Publisher: Oxford University Press
ISBN: 0190463759
Category : Religion
Languages : en
Pages : 384
Book Description
The Records of Mazu and the Making of Classical Chan Literature explores the growth, makeup, and transformation of Chan (Zen) Buddhist literature in late medieval China. The volume analyzes the earliest extant records about the life, teachings, and legacy of Mazu Daoyi (709-788), the famous leader of the Hongzhou School and one of the principal figures in Chan history. While some of the texts covered are well-known and form a central part of classical Chan (or more broadly Buddhist) literature in China, others have been largely ignored, forgotten, or glossed over until recently.

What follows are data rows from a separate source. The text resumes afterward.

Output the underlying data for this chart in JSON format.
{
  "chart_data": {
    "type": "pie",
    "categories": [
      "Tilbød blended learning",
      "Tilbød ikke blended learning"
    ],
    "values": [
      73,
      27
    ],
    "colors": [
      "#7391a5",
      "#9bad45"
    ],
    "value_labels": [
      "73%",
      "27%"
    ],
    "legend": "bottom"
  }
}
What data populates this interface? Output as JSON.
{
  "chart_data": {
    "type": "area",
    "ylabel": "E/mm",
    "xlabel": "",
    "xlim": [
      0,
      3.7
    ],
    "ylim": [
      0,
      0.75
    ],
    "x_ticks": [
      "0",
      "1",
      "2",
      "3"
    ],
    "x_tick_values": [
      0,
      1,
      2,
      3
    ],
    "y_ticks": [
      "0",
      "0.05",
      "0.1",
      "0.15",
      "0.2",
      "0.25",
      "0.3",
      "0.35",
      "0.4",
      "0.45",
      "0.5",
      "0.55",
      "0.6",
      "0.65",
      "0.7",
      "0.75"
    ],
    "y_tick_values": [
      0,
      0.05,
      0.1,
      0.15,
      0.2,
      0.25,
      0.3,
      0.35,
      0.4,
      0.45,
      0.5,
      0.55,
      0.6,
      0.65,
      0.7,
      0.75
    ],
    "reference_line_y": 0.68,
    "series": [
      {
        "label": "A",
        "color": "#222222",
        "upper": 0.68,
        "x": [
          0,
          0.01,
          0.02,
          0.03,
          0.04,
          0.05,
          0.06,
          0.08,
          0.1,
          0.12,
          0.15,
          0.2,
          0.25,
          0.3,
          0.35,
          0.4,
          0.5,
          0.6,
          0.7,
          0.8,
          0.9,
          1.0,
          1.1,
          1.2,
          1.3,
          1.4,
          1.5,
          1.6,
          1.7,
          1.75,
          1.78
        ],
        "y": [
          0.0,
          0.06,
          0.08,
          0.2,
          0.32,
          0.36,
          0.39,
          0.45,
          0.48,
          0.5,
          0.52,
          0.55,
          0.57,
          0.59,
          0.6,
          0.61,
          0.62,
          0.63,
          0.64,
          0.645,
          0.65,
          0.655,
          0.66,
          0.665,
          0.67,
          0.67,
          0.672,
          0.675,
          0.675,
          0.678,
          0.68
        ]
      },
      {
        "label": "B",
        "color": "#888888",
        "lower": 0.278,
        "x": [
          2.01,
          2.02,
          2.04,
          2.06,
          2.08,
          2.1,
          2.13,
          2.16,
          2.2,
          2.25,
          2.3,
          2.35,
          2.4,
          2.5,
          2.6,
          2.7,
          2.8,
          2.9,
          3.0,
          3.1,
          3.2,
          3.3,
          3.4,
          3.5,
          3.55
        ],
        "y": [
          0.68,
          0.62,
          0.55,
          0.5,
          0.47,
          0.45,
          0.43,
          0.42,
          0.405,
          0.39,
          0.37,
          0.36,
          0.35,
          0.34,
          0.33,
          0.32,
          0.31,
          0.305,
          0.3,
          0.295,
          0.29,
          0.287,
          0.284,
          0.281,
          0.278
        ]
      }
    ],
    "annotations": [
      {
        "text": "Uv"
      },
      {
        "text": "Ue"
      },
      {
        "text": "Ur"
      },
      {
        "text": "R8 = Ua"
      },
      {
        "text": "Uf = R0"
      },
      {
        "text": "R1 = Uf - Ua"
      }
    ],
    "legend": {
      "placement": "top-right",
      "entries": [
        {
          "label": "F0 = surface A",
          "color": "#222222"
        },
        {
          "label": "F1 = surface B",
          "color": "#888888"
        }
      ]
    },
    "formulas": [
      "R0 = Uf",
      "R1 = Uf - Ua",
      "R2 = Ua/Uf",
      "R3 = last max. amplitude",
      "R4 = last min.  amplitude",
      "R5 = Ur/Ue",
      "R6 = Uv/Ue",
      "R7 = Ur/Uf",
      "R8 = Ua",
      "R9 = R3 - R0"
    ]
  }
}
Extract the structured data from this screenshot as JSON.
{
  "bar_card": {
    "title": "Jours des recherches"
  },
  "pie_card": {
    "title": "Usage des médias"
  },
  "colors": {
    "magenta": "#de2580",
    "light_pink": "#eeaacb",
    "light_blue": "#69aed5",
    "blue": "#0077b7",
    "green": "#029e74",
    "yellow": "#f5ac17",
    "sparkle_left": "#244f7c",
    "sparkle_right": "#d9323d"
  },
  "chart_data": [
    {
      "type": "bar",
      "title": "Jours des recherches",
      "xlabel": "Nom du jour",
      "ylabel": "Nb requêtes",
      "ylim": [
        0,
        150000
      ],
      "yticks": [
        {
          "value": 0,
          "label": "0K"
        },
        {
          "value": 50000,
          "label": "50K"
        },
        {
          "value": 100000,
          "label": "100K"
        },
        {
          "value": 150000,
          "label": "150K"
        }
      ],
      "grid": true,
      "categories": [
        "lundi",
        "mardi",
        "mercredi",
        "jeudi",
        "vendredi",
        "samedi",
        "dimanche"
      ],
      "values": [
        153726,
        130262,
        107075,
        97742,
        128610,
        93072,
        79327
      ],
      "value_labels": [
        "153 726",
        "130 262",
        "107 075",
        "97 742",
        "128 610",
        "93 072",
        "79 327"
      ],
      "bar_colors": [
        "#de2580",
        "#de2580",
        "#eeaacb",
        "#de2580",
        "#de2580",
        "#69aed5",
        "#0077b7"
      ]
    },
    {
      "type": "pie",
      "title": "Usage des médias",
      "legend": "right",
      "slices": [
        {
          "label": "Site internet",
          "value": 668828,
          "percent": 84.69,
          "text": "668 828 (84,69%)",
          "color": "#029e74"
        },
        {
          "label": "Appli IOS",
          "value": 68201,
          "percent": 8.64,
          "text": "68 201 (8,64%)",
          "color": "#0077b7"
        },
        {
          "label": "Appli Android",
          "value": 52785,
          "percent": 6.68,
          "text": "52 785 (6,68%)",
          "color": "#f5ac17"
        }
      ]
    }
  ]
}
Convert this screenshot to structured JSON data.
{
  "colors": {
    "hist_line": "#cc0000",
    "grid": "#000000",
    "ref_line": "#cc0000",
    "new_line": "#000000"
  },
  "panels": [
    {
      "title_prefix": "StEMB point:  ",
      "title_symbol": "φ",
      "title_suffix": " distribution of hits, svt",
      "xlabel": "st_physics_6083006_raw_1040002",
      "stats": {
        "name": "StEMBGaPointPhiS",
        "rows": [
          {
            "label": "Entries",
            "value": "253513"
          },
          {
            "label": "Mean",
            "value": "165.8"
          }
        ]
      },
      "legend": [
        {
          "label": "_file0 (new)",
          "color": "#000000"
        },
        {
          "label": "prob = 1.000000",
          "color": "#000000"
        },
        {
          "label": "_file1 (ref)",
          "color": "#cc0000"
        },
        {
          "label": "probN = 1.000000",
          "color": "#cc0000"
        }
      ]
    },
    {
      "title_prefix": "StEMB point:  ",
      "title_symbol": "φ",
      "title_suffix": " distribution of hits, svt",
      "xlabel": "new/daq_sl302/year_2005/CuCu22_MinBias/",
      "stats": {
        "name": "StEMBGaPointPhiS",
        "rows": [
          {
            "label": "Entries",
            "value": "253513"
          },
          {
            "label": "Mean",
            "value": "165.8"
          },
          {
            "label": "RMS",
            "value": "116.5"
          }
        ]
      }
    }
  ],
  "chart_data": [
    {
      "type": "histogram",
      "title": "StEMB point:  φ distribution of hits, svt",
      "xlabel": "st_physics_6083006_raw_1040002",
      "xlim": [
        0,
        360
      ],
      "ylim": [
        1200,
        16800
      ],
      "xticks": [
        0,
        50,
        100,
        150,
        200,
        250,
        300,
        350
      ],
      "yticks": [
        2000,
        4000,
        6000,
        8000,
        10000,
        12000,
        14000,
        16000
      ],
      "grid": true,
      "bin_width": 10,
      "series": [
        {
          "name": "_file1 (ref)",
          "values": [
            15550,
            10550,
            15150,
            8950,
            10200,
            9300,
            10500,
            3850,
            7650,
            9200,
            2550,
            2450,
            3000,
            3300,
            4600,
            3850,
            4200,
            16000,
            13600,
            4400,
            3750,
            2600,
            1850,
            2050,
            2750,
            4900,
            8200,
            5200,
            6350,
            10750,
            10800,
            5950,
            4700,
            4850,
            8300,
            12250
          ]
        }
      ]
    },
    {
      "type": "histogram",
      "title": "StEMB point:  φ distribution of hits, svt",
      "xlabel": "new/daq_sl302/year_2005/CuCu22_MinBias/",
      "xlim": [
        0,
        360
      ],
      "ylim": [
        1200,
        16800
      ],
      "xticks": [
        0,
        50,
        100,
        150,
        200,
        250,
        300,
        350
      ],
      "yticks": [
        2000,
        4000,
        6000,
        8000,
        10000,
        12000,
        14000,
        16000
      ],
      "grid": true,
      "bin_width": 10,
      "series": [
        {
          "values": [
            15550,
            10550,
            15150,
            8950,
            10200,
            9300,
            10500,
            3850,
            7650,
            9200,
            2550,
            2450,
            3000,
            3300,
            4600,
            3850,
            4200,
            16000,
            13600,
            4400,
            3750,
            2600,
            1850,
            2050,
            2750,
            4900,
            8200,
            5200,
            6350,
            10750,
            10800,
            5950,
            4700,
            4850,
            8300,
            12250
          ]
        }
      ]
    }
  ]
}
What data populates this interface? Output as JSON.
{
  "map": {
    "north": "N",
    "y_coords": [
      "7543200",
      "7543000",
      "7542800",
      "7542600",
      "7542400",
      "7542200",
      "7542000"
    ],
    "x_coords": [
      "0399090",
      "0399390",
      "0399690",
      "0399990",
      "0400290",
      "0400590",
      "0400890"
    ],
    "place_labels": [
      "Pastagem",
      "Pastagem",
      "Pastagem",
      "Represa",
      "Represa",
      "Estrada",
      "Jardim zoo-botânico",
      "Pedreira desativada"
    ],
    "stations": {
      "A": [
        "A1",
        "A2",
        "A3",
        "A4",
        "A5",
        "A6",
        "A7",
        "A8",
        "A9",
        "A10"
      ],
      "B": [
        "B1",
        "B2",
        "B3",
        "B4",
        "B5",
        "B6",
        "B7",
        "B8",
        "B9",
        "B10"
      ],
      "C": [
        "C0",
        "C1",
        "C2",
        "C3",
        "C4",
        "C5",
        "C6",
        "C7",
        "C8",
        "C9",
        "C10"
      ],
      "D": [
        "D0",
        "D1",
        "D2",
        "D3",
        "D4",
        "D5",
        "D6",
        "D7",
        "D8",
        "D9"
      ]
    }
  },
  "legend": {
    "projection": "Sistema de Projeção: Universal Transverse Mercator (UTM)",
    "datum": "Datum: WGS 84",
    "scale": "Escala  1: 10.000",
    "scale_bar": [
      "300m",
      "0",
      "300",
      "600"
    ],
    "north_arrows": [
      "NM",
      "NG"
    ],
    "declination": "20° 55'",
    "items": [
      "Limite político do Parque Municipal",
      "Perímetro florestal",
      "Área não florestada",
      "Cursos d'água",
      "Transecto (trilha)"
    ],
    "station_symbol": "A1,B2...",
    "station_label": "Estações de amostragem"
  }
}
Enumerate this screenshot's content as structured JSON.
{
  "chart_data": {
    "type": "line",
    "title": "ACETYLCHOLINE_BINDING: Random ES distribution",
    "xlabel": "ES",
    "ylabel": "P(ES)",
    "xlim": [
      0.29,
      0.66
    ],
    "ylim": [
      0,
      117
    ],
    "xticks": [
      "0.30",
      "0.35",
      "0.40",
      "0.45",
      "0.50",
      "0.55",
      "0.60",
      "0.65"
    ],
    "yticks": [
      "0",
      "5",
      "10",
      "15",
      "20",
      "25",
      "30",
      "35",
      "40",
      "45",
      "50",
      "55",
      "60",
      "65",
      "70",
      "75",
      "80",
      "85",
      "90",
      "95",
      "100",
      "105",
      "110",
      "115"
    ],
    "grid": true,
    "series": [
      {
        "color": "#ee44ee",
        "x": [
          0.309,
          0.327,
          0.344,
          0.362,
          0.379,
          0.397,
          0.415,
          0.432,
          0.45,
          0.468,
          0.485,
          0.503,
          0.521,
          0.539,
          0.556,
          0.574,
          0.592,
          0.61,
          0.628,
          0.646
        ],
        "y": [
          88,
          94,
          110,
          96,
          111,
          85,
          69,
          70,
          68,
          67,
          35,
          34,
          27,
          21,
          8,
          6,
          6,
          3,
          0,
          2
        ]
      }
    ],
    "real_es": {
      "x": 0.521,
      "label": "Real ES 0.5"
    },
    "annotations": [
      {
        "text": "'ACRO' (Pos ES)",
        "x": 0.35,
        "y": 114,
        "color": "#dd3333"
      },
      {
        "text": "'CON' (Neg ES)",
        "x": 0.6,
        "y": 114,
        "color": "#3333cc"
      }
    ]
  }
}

Poceski presents a range of primary materials important for the historical study of Chan Buddhism, some translated for the first time into English or other Western language. He surveys the distinctive features and contents of particular types of texts, and analyzes the forces, milieus, and concerns that shaped key processes of textual production during this period. Although his main focus is on written sources associated with a celebrated Chan tradition that developed and rose to prominence during the Tang era (618-907), Poceski also explores the Five Dynasties (907-960) and Song (960-1279) periods, when many of the best-known Chan collections were compiled. Exploring the Chan School's creative adaptation of classical literary forms and experimentation with novel narrative styles, The Records of Mazu and the Making of Classical Chan Literature traces the creation of several distinctive Chan genres that exerted notable influence on the subsequent development of Buddhism in China and the rest of East Asia.